Fellow Councillors, I would first like to echo the words of Cllr. Mizrachi-Roscoe: thank you for your role in keeping this Council both alive and lively.
I have been here only seven months; but they have been a deeply enlightening and productive seven months, during which I have, in the proposing of legislation, found myself intimately interacting with the procedures of this chamber, seeing how they might help - or harm - a given legislator in their task.
Let us look, first, at debate. We all, I'm sure, know that debate is absolutely necessary for the legislator - it gives them advice and criticism, and also allows them to gauge the level of support for their legislation, and perhaps adjust accordingly. For it to be too short is, thus, evidently damaging - a legislator loses this knowledge, these abilities, which I have mentioend - but also for it to be too long, for then debate, with everyone having spoken, dies out and loses its purpose, really becoming an appendage of sorts that drags legislation down and prevents it from actually going anywhere. For it to be absent entirely, however, is worst - then the legislation merely seems to come to sit in some forgotten corner, to gradually rot into obvlivion.
There is also the issue of voting. Occasionally voting is cut very short, so that only two or three people, when the debate was far livelier, vote. In other cases, voting is never ended, which leaves legislation in an odd limbo.

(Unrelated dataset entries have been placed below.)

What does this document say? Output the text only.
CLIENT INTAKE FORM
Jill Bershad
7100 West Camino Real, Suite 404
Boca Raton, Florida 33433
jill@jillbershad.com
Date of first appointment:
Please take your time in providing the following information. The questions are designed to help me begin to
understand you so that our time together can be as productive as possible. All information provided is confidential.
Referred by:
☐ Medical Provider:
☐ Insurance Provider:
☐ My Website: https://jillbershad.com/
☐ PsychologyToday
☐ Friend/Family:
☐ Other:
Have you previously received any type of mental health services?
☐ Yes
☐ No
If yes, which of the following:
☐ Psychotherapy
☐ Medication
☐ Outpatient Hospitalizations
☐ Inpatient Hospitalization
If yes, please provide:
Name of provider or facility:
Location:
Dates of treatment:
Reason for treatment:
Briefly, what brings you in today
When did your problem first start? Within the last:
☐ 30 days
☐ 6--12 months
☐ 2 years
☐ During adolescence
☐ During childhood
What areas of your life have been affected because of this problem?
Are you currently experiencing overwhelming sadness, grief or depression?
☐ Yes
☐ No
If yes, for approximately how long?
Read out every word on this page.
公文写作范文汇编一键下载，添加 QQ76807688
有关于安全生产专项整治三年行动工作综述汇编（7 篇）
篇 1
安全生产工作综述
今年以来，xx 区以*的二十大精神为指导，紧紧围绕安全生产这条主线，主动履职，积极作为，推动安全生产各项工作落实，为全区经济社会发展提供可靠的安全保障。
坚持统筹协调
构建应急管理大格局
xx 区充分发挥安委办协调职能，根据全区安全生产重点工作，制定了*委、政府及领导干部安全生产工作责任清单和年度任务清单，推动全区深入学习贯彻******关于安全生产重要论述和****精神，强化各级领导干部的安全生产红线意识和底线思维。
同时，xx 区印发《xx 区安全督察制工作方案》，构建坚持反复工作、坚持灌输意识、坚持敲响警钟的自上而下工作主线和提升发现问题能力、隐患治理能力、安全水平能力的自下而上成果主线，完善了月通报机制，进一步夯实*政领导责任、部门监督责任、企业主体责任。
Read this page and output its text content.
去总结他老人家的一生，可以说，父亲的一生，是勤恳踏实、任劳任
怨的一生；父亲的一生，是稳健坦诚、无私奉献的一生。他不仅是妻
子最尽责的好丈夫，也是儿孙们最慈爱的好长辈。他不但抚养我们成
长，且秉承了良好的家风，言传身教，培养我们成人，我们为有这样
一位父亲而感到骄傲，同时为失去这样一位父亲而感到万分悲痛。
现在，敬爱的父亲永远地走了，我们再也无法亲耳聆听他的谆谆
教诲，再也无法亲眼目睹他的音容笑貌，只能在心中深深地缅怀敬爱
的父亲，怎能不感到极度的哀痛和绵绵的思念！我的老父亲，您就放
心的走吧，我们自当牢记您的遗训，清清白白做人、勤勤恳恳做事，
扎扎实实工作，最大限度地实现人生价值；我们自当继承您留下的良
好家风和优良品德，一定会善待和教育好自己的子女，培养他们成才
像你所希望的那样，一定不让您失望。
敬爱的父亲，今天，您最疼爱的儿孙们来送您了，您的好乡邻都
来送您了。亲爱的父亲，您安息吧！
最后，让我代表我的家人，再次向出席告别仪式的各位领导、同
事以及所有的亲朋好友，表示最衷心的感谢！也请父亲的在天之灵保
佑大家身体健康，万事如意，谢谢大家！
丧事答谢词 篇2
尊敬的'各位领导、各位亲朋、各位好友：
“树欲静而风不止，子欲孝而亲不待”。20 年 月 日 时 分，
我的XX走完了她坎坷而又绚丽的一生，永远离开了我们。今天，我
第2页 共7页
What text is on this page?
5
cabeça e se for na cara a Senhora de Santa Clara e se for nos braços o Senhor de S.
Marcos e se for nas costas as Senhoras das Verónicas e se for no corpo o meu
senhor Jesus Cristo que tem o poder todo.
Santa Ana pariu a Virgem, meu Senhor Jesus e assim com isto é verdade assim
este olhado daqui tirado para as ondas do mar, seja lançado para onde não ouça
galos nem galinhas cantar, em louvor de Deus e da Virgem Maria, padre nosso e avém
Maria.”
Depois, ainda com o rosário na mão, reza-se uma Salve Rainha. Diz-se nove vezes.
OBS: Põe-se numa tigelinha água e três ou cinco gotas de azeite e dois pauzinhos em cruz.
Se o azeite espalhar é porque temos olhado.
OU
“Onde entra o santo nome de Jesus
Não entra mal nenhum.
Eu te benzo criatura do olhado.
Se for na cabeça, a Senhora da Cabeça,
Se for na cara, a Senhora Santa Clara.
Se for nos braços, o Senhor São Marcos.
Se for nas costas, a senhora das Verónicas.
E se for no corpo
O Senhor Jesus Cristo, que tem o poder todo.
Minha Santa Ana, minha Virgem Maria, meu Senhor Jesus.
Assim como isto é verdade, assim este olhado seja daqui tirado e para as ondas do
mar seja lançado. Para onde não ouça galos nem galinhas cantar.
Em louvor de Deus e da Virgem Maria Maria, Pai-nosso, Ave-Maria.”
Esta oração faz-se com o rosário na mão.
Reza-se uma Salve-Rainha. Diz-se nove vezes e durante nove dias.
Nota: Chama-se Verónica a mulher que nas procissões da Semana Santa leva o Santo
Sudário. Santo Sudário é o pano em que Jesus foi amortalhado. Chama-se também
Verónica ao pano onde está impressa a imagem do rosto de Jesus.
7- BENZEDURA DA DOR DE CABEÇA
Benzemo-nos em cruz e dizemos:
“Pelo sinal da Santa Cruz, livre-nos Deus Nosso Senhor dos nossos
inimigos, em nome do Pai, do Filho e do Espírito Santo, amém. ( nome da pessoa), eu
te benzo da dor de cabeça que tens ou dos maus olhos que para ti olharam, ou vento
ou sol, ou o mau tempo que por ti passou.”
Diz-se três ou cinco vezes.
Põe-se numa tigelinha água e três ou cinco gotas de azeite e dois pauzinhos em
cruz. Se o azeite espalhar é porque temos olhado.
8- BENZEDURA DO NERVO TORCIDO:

As a Speaker, I will seek - although it is not humanly possible to fully solve these issues - to prevent these issues from arising. The issues with overlong debate and voting I imagine will be solved when we have a true Deputy Speaker again, who can fill in when others are absent.
With the other issues? Being more liberal, so to speak, with extension requests, is one way forwards; the same goes with extending debate without request, particularly when there is active discussion or back-and-forth which would otherwise be suddenly put to a halt. Being, again, more liberal with late voting, as well as merely by extending votes within reason, is another possible way forwards. The issue with legislation where no one comments or debates is a bit more difficult of an issue; making a list of such legislation, to be made publically available, as well as going to individual Councillors and asking them to comment, as I believe some former Speakers did, are both actions I intend to take.
Let us then speak of other roles, mediation first and foremost. I have been a clearheaded individual, able to separate my own views from those of my nation and other groups which I am a part of in regards to my work, as well as from legal matters. In this area, I am also experienced - in my political roles in Istkalen I have indeed had to mediate and negotiate between different factors to ensure peace and safety - I feel - although I understand, of course, that it is me myself who is saying this - thus able to accomplish the duty of impartial moderation without issue.
Thank you for listening, and feel free to ask me further questions, regarding anything at all - about what I have said, about what I intend to do, about, again, anything.